El Comité de Política Monetaria de la entidad decidió elevar su tasa de interés de referencia en 25 puntos básicos, situándola en el 7.0% anual. Esta decisión, que marca el primer incremento en el costo del dinero en tres años, no fue unánime, lo que refleja la intensa tensión interna entre el ala ortodoxa y los defensores del crecimiento económico.

La medida regulatoria salió adelante con el respaldo de cuatro de los seis miembros del Comité, quienes priorizaron el mandato constitucional de preservar el poder adquisitivo del rand frente al voto de la minoría, que abogaba por mantener estables los tipos de interés debido a la fragilidad que arrastra el mercado laboral interno.

La escalada de hostilidades en Oriente Medio ha provocado un incremento vertical en los precios internacionales del crudo, encareciendo de forma inmediata la factura energética local.

El temor del gobernador Kganyago es que este incremento inicial en los combustibles fósiles termine por contaminar de forma permanente al resto de la cesta de consumo mediante incrementos en los costes de transporte de mercancías, las tarifas de los fletes industriales y la producción de alimentos básicos a través del encarecimiento de los fertilizantes.

El endurecimiento de las condiciones de financiación introduce un factor de ralentización operativa para el sector corporativo y los consumidores sudafricanos. El incremento del costo del crédito encarece el financiamiento bancario, desincentivando la inversión privada y reduciendo el ingreso disponible de las familias, cuyo nivel de endeudamiento ya es elevado.

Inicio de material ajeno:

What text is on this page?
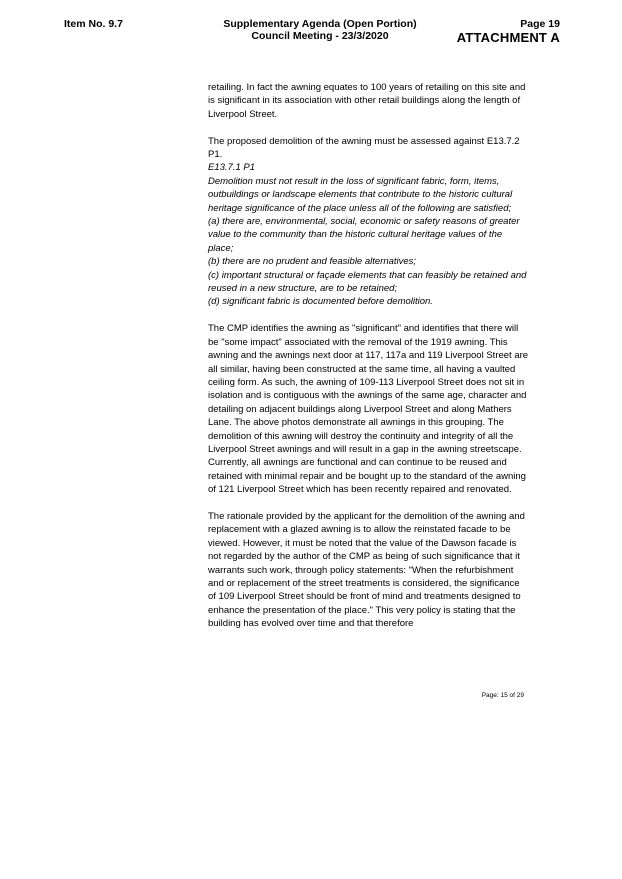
Item No. 9.7	Supplementary Agenda (Open Portion)
Council Meeting - 23/3/2020
Page 19
ATTACHMENT A

retailing. In fact the awning equates to 100 years of retailing on this site and is significant in its association with other retail buildings along the length of Liverpool Street.

The proposed demolition of the awning must be assessed against E13.7.2 P1.
E13.7.1 P1
Demolition must not result in the loss of significant fabric, form, items, outbuildings or landscape elements that contribute to the historic cultural heritage significance of the place unless all of the following are satisfied;
(a) there are, environmental, social, economic or safety reasons of greater value to the community than the historic cultural heritage values of the place;
(b) there are no prudent and feasible alternatives;
(c) important structural or façade elements that can feasibly be retained and reused in a new structure, are to be retained;
(d) significant fabric is documented before demolition.

The CMP identifies the awning as "significant" and identifies that there will be "some impact" associated with the removal of the 1919 awning. This awning and the awnings next door at 117, 117a and 119 Liverpool Street are all similar, having been constructed at the same time, all having a vaulted ceiling form. As such, the awning of 109-113 Liverpool Street does not sit in isolation and is contiguous with the awnings of the same age, character and detailing on adjacent buildings along Liverpool Street and along Mathers Lane. The above photos demonstrate all awnings in this grouping. The demolition of this awning will destroy the continuity and integrity of all the Liverpool Street awnings and will result in a gap in the awning streetscape. Currently, all awnings are functional and can continue to be reused and retained with minimal repair and be bought up to the standard of the awning of 121 Liverpool Street which has been recently repaired and renovated.

The rationale provided by the applicant for the demolition of the awning and replacement with a glazed awning is to allow the reinstated facade to be viewed. However, it must be noted that the value of the Dawson facade is not regarded by the author of the CMP as being of such significance that it warrants such work, through policy statements: "When the refurbishment and or replacement of the street treatments is considered, the significance of 109 Liverpool Street should be front of mind and treatments designed to enhance the presentation of the place." This very policy is stating that the building has evolved over time and that therefore

Page: 15 of 29
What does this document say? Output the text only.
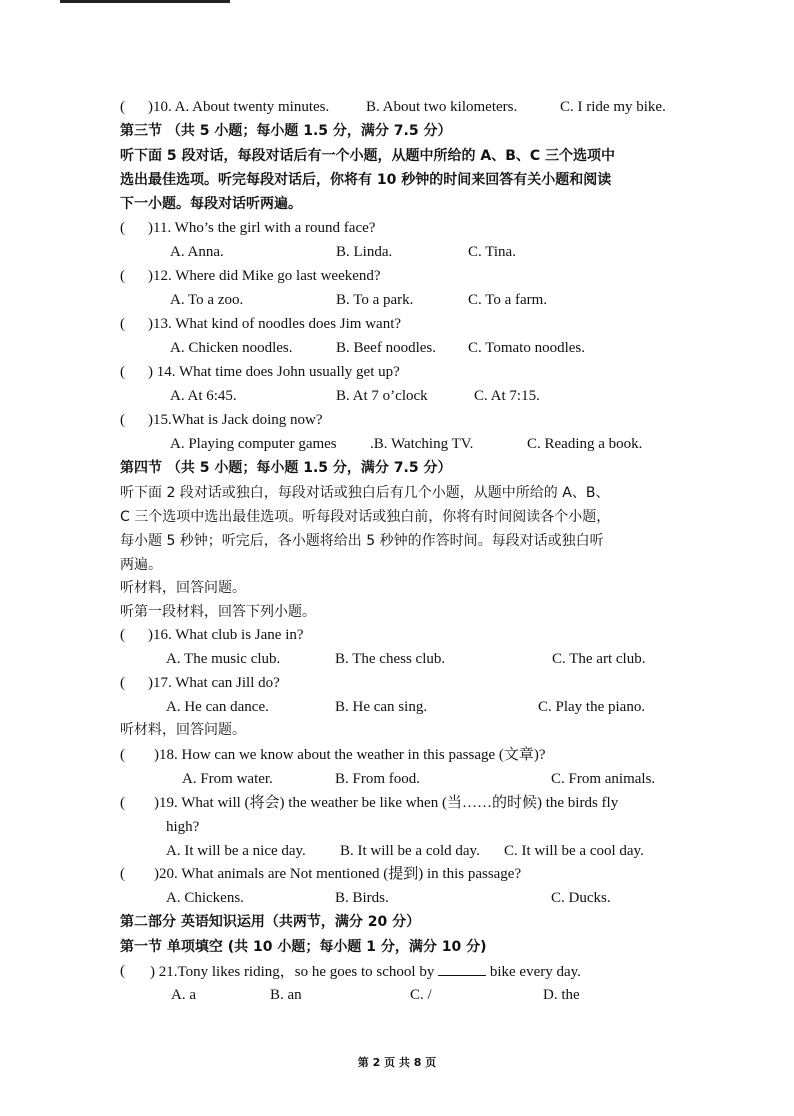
( )10. A. About twenty minutes. B. About two kilometers.	C. I ride my bike.
第三节 （共 5 小题；每小题 1.5 分，满分 7.5 分）
听下面 5 段对话，每段对话后有一个小题，从题中所给的 A、B、C 三个选项中
选出最佳选项。听完每段对话后，你将有 10 秒钟的时间来回答有关小题和阅读
下一小题。每段对话听两遍。
( )11. Who’s the girl with a round face?
A. Anna.	B. Linda.	C. Tina.
( )12. Where did Mike go last weekend?
A. To a zoo.	B. To a park.	C. To a farm.
( )13. What kind of noodles does Jim want?
A. Chicken noodles.	B. Beef noodles. C. Tomato noodles.
( ) 14. What time does John usually get up?
A. At 6:45.	B. At 7 o’clock	C. At 7:15.
( )15.What is Jack doing now?
A. Playing computer games .B. Watching TV.	C. Reading a book.
第四节 （共 5 小题；每小题 1.5 分，满分 7.5 分）
听下面 2 段对话或独白，每段对话或独白后有几个小题，从题中所给的 A、B、
C 三个选项中选出最佳选项。听每段对话或独白前，你将有时间阅读各个小题，
每小题 5 秒钟；听完后，各小题将给出 5 秒钟的作答时间。每段对话或独白听
两遍。
听材料，回答问题。
听第一段材料，回答下列小题。
( )16. What club is Jane in?
A. The music club.	B. The chess club.	C. The art club.
( )17. What can Jill do?
A. He can dance.	B. He can sing.	C. Play the piano.
听材料，回答问题。
( )18. How can we know about the weather in this passage (文章)?
A. From water.	B. From food.	C. From animals.
( )19. What will (将会) the weather be like when (当……的时候) the birds fly
high?
A. It will be a nice day. B. It will be a cold day. C. It will be a cool day.
( )20. What animals are Not mentioned (提到) in this passage?
A. Chickens.	B. Birds.	C. Ducks.
第二部分 英语知识运用（共两节，满分 20 分）
第一节 单项填空 (共 10 小题；每小题 1 分，满分 10 分)
( ) 21.Tony likes riding，so he goes to school by	bike every day.
A. a	B. an	C. /	D. the
第 2 页 共 8 页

El paso al frente liderado por Lesetja Kganyago reafirma que el Banco de la Reserva de Sudáfrica prefiere pagar el costo político y social de un crecimiento moderado antes que arriesgar su reputación antiinflacionaria. Al fijar el rumbo hacia el 3%, el SARB se consolida como uno de los bancos centrales más rigurosos de los mercados emergentes.

Las mesas de dinero y los operadores del mercado de divisas vigilarán minuciosamente la evolución del rand y los resultados de las encuestas de expectativas inflacionarias que se divulgarán a finales de junio, sabiendo que de la efectividad de este ajuste al 7% dependerá si Sudáfrica logra sortear con éxito la tormenta energética global o si se verá forzada a aplicar nuevos e impopulares incrementos de tasas antes de que concluya el año.